第55回日本小児循環器学会総会・学術集会

講演情報

ポスターセッション

成人先天性心疾患

ポスターセッション55(II-P55)
成人先天性心疾患 3

2019年6月28日(金) 17:30 〜 18:30 ポスター会場 (大ホールB)

座長:檜垣 高史(愛媛大学大学院医学系研究科 地域小児・周産期学講座)

[II-P55-02] 沖縄県の成人先天性心疾患診療体制の課題と取り組み

中矢代 真美, 島袋 篤哉, 佐藤 誠一, 長田 信洋 (沖縄県立南部医療センター こども医療センター)

キーワード:成人先天性心疾患, 地域医療, 移行医療

心臓病の子どもを守る会が中心とした署名活動の結果小児医療を中心に据えた沖縄県立南部医療センター・こども医療センターが平成18年4月に開院以来、沖縄県内で唯一の小児循環器センターとして県内の先天性心疾患を含めたすべての小児循環器科疾患を集約している。当院はこども部門と併設した成人部門があり、循環器内科を始めとする主要な内科専門医、産婦人科もあるため、当院で成人先天性心疾患外来設立を希望する声が患者から上がり、2017年7月沖縄県議会で患者会からの成人先天性心疾患外来設立要望が採択された。沖縄県の成人先天性心疾患患者の背景には沖縄に独特な地理的、歴史的背景を反映し、症例はまだ本土に比べ若い。一方で本土復帰前、1968年に沖縄の心臓病児童に対して日本政府が法外育成医療給付要綱を制定し、本土に搬送された児童が1972年復帰前後10年間でおそらく400人以上は県外いるが術後の行方は不明である。その後も当院開院までは多くの患者が本土で手術を施行されているがこれらの患者の多くがフォロー自己中断し、フォローされていても診療情報が不十分である。沖縄県における成人先天生心疾患チームの大きな使命は現在通院中の患者の医療継続だけでなく、過去の症例を集約し正しく評価および必要な治療へ繋ぐこともある。
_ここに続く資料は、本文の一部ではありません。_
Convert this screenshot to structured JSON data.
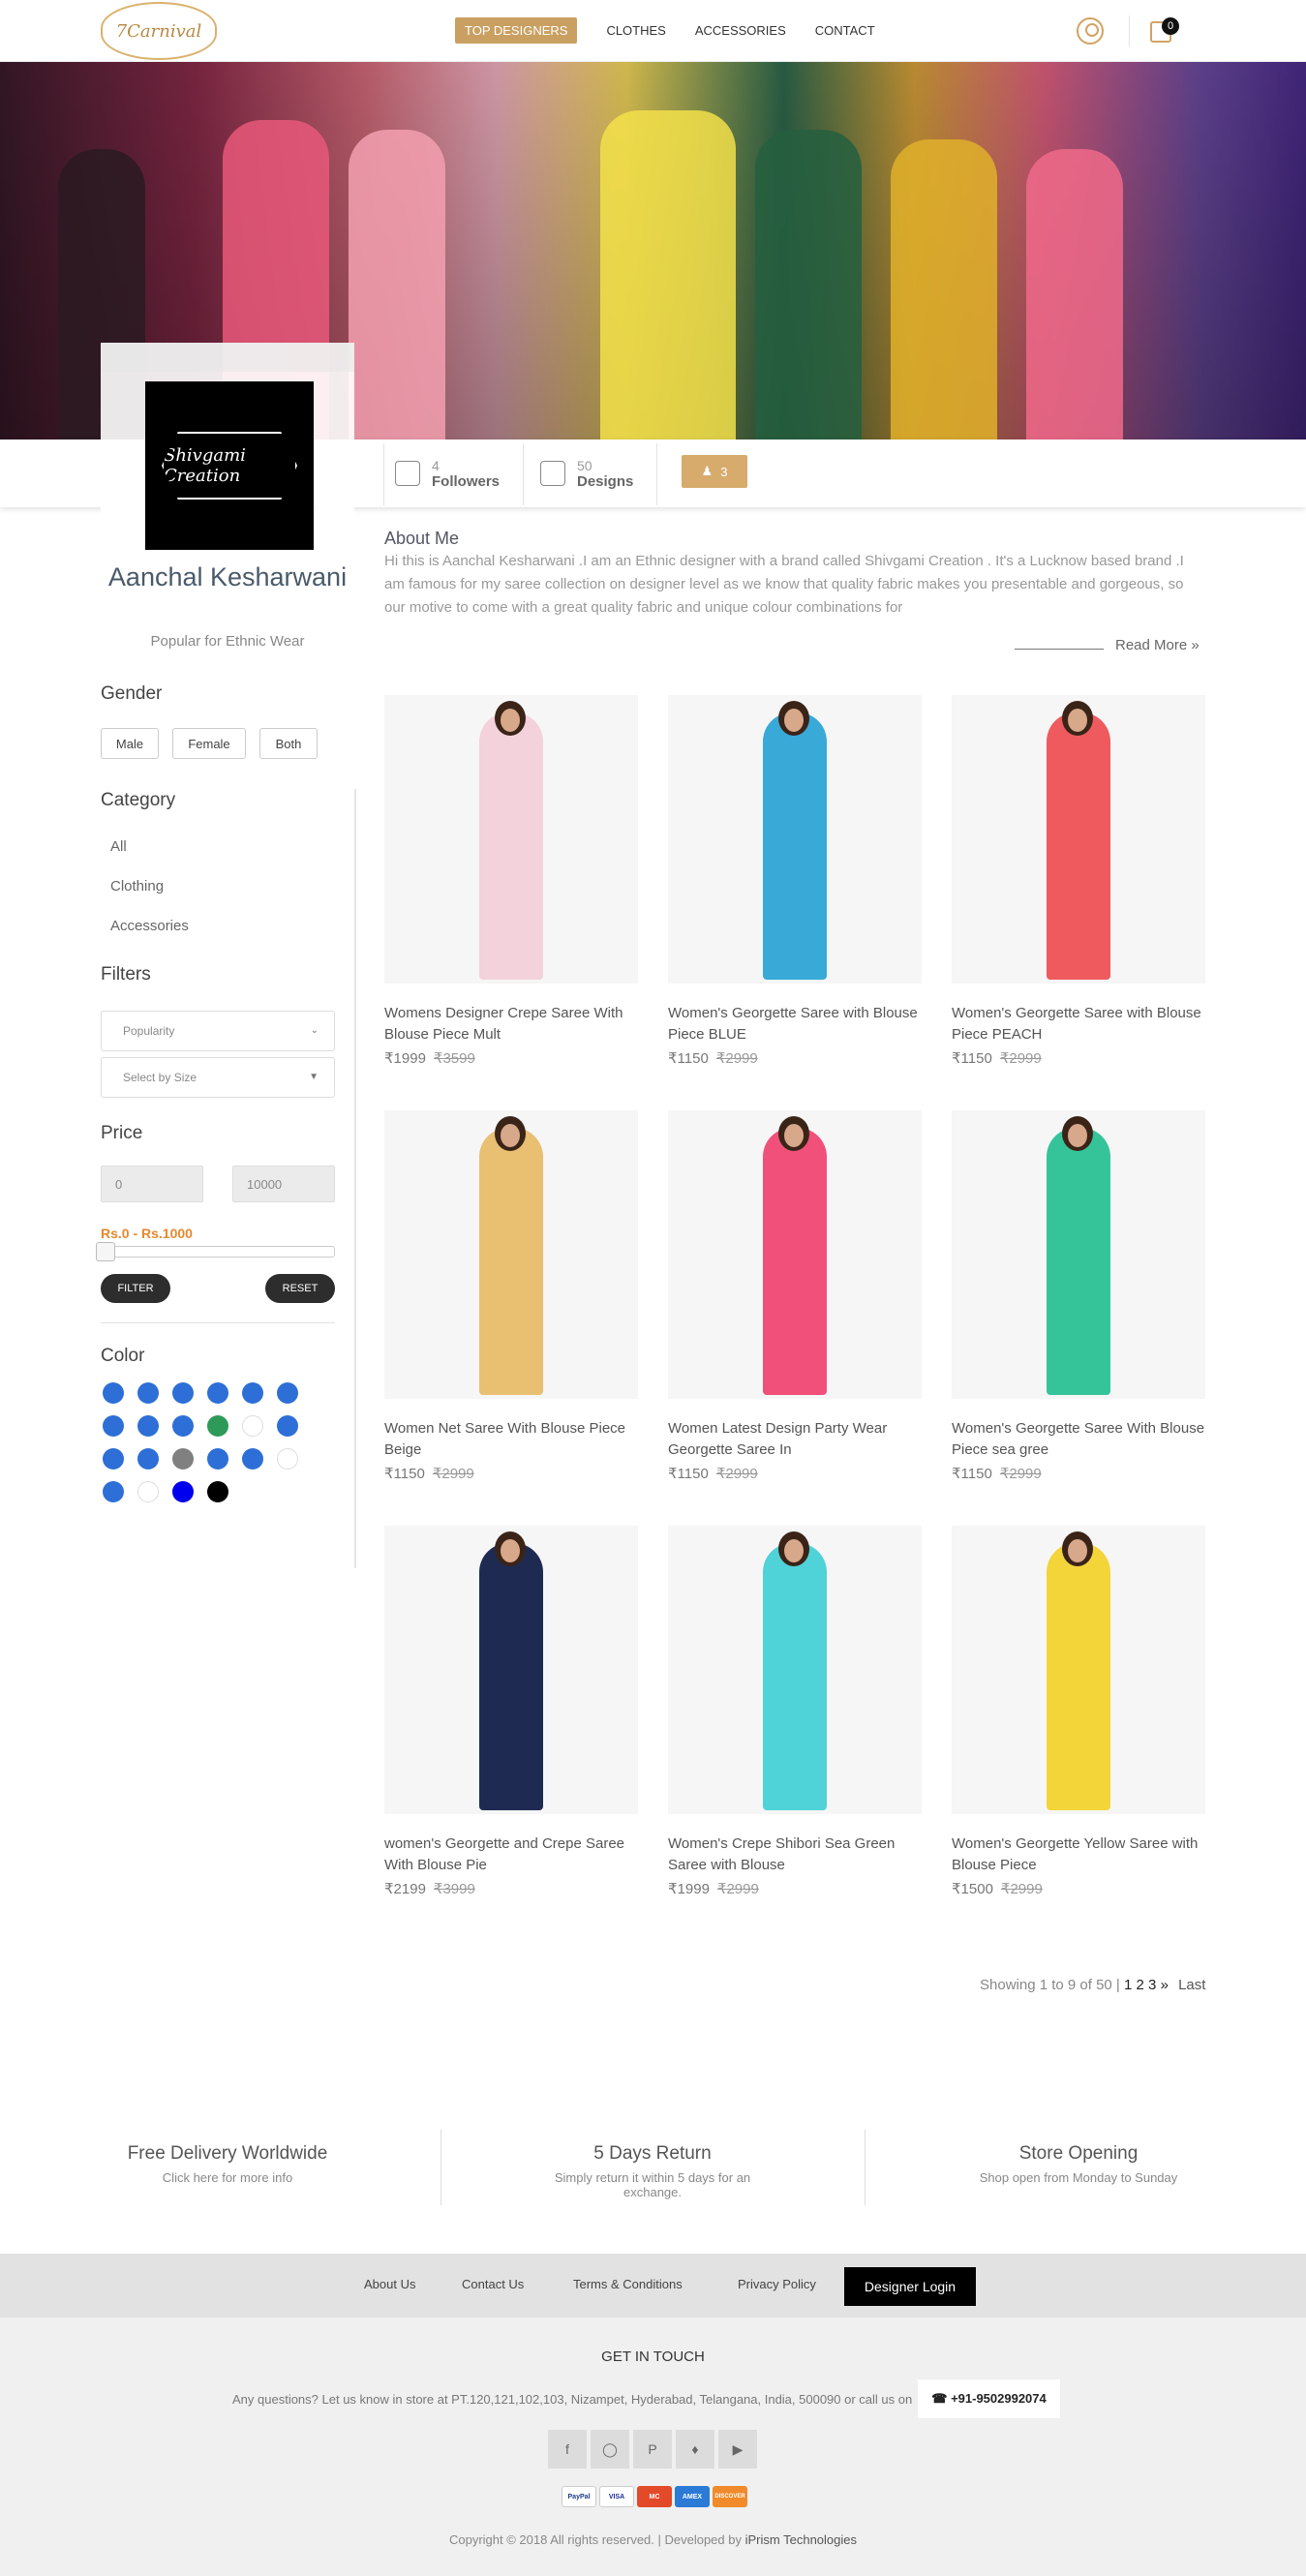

その上で2018年6月より当院から小児循環器医2名、小児心臓外科医1名、大学からは循環器内科医1名にて内科外来で成人先天性心疾患外来を開始し、2018年6月から2019年1月まで36名新患を受け入れている。まだ症例数は少ないが、特徴としてかかりつけの主治医がなく、原疾患の診断や手術内容が不明な患者も受け入れていることである。これまでの経過、受診患者の情報および今後の課題について報告する。